Ryan, a Republican, was convicted in 2006, three years after leaving office, of “honest services fraud.” At his trial, the jury was instructed that it should convict Ryan if he deprived his constituents of the “intangible right of his honest services,” a standard so vague as to allow the government to point to just about any malfeasance in office as evidence of fraud.
The governor’s challenge to his conviction was based on a recent Supreme Court case, Skilling v. United States, in which the Court agreed that the honest services fraud statute is incomprehensible to jurors. But instead of striking down the statute, the Supreme Court said that the government could continue to prosecute individuals for honest services fraud as long as there was evidence that the accused received a “bribe or a kickback.”
Ryan’s lawyers argued that because the governor received no bribe or kickback, his conviction must be overturned. Judge Rebecca Pallmeyer disagreed. While the governor did not receive any bribe or kickback in the ordinary sense of those words, Pallmeyer reviewed several decades of federal law and found that the words “bribe” and “kickback” have been given an expansive definition by the federal courts. Under federal law, a politician receives a bribe or a kickback if he receives “a stream of benefits in implicit exchange for one or more official acts” from a political supporter.

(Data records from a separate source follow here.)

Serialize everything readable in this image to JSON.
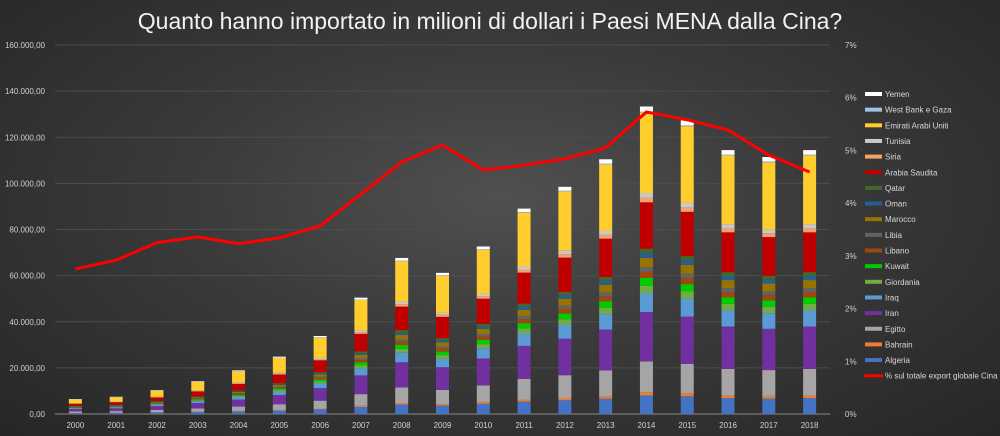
{
  "chart_data": {
    "type": "bar",
    "subtype": "stacked bar with line on secondary axis",
    "title": "Quanto hanno importato in milioni di dollari i Paesi MENA dalla Cina?",
    "categories": [
      "2000",
      "2001",
      "2002",
      "2003",
      "2004",
      "2005",
      "2006",
      "2007",
      "2008",
      "2009",
      "2010",
      "2011",
      "2012",
      "2013",
      "2014",
      "2015",
      "2016",
      "2017",
      "2018"
    ],
    "ylim": [
      0,
      160000
    ],
    "y_ticks": [
      "0,00",
      "20.000,00",
      "40.000,00",
      "60.000,00",
      "80.000,00",
      "100.000,00",
      "120.000,00",
      "140.000,00",
      "160.000,00"
    ],
    "y2lim": [
      0,
      7
    ],
    "y2_ticks": [
      "0%",
      "1%",
      "2%",
      "3%",
      "4%",
      "5%",
      "6%",
      "7%"
    ],
    "grid": true,
    "legend_position": "right",
    "series": [
      {
        "name": "Algeria",
        "color": "#4472c4",
        "values": [
          390,
          450,
          624,
          858,
          1140,
          1500,
          2040,
          3042,
          4080,
          3690,
          4380,
          5370,
          5940,
          6660,
          8040,
          7680,
          6900,
          6720,
          6900
        ]
      },
      {
        "name": "Bahrain",
        "color": "#ed7d31",
        "values": [
          65,
          75,
          104,
          143,
          190,
          250,
          340,
          507,
          680,
          615,
          730,
          895,
          990,
          1110,
          1340,
          1280,
          1150,
          1120,
          1150
        ]
      },
      {
        "name": "Egitto",
        "color": "#a5a5a5",
        "values": [
          650,
          750,
          1040,
          1430,
          1900,
          2500,
          3400,
          5070,
          6800,
          6150,
          7300,
          8950,
          9900,
          11100,
          13400,
          12800,
          11500,
          11200,
          11500
        ]
      },
      {
        "name": "Iran",
        "color": "#7030a0",
        "values": [
          1040,
          1200,
          1664,
          2288,
          3040,
          4000,
          5440,
          8112,
          10880,
          9840,
          11680,
          14320,
          15840,
          17760,
          21440,
          20480,
          18400,
          17920,
          18400
        ]
      },
      {
        "name": "Iraq",
        "color": "#5b9bd5",
        "values": [
          390,
          450,
          624,
          858,
          1140,
          1500,
          2040,
          3042,
          4080,
          3690,
          4380,
          5370,
          5940,
          6660,
          8040,
          7680,
          6900,
          6720,
          6900
        ]
      },
      {
        "name": "Giordania",
        "color": "#70ad47",
        "values": [
          163,
          188,
          260,
          358,
          475,
          625,
          850,
          1268,
          1700,
          1538,
          1825,
          2238,
          2475,
          2775,
          3350,
          3200,
          2875,
          2800,
          2875
        ]
      },
      {
        "name": "Kuwait",
        "color": "#00cc00",
        "values": [
          163,
          188,
          260,
          358,
          475,
          625,
          850,
          1268,
          1700,
          1538,
          1825,
          2238,
          2475,
          2775,
          3350,
          3200,
          2875,
          2800,
          2875
        ]
      },
      {
        "name": "Libano",
        "color": "#9e480e",
        "values": [
          130,
          150,
          208,
          286,
          380,
          500,
          680,
          1014,
          1360,
          1230,
          1460,
          1790,
          1980,
          2220,
          2680,
          2560,
          2300,
          2240,
          2300
        ]
      },
      {
        "name": "Libia",
        "color": "#636363",
        "values": [
          98,
          113,
          156,
          215,
          285,
          375,
          510,
          761,
          1020,
          923,
          1095,
          1343,
          1485,
          1665,
          2010,
          1920,
          1725,
          1680,
          1725
        ]
      },
      {
        "name": "Marocco",
        "color": "#997300",
        "values": [
          195,
          225,
          312,
          429,
          570,
          750,
          1020,
          1521,
          2040,
          1845,
          2190,
          2685,
          2970,
          3330,
          4020,
          3840,
          3450,
          3360,
          3450
        ]
      },
      {
        "name": "Oman",
        "color": "#255e91",
        "values": [
          98,
          113,
          156,
          215,
          285,
          375,
          510,
          761,
          1020,
          923,
          1095,
          1343,
          1485,
          1665,
          2010,
          1920,
          1725,
          1680,
          1725
        ]
      },
      {
        "name": "Qatar",
        "color": "#43682b",
        "values": [
          98,
          113,
          156,
          215,
          285,
          375,
          510,
          761,
          1020,
          923,
          1095,
          1343,
          1485,
          1665,
          2010,
          1920,
          1725,
          1680,
          1725
        ]
      },
      {
        "name": "Arabia Saudita",
        "color": "#c00000",
        "values": [
          975,
          1125,
          1560,
          2145,
          2850,
          3750,
          5100,
          7605,
          10200,
          9225,
          10950,
          13425,
          14850,
          16650,
          20100,
          19200,
          17250,
          16800,
          17250
        ]
      },
      {
        "name": "Siria",
        "color": "#f4a26b",
        "values": [
          98,
          113,
          156,
          215,
          285,
          375,
          510,
          761,
          1020,
          923,
          1095,
          1343,
          1485,
          1665,
          2010,
          1920,
          1725,
          1680,
          1725
        ]
      },
      {
        "name": "Tunisia",
        "color": "#c9c9c9",
        "values": [
          98,
          113,
          156,
          215,
          285,
          375,
          510,
          761,
          1020,
          923,
          1095,
          1343,
          1485,
          1665,
          2010,
          1920,
          1725,
          1680,
          1725
        ]
      },
      {
        "name": "Emirati Arabi Uniti",
        "color": "#ffcd2e",
        "values": [
          1690,
          1950,
          2704,
          3718,
          4940,
          6500,
          8840,
          13182,
          17680,
          15990,
          18980,
          23270,
          25740,
          28860,
          34840,
          33280,
          29900,
          29120,
          29900
        ]
      },
      {
        "name": "West Bank e Gaza",
        "color": "#9dc3e6",
        "values": [
          20,
          23,
          31,
          43,
          57,
          75,
          102,
          152,
          204,
          185,
          219,
          269,
          297,
          333,
          402,
          384,
          345,
          336,
          345
        ]
      },
      {
        "name": "Yemen",
        "color": "#ffffff",
        "values": [
          111,
          128,
          177,
          243,
          323,
          425,
          578,
          862,
          1156,
          1046,
          1241,
          1522,
          1683,
          1887,
          2278,
          2176,
          1955,
          1904,
          1955
        ]
      }
    ],
    "line": {
      "name": "% sul totale export globale Cina",
      "color": "#ff0000",
      "axis": "secondary",
      "values": [
        2.75,
        2.92,
        3.25,
        3.36,
        3.23,
        3.34,
        3.57,
        4.17,
        4.78,
        5.1,
        4.63,
        4.72,
        4.84,
        5.05,
        5.73,
        5.58,
        5.39,
        4.91,
        4.59
      ]
    }
  }
}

Applying this standard, Pallmeyer reviewed the evidence offered against Ryan during his five-month trial, most of which involved Ryan helping two of his key political backers obtain lucrative state contracts and leases. Based on this evidence, she concluded that the former governor had indeed received a “stream of benefits” from those backers in “implicit exchange” for official acts. Thus, Ryan’s fraud conviction remains viable after Skilling and he must serve out the remaining three years of his six-and-a-half year sentence despite the compelling argument that his ailing wife needs him during her final days.
Ironically, the same Supreme Court that in Skilling green-lighted what now amounts to political prosecutions for honest services fraud, also ruled, in Citizens United v. FEC, that corporations have the right to spend unlimited amounts of money in elections, effectively allowing them to buy their outcome. The consequence of this incoherent state of federal law is that corporate money will continue to flow into the political system without restriction, while the executive branch (through its United States attorneys) will have the exclusive power to decide when this influx of money is criminal and when it is simply the business of politics.
Corporate lobbyists will continue to write the laws regulating their industries. Wall Street firms will continue to receive billions in taxpayer-funded bailouts. But unless a U.S. Attorney’s Office decides to launch an investigation, we the people must accept that there has been no “implicit exchange” of industry money for any official act.
The Ryan family is correct – there is something rotten in the federal justice system. But its anger at the judge who refused to overturn the governor’s conviction is misplaced; deeper reforms are badly needed.
In the meantime, President Barack Obama has the power to exercise compassion and commute the sentences of nonviolent federal prisoners who, like Ryan, were singled out for prosecution by an arbitrary justice system and are needed at home to care for their families.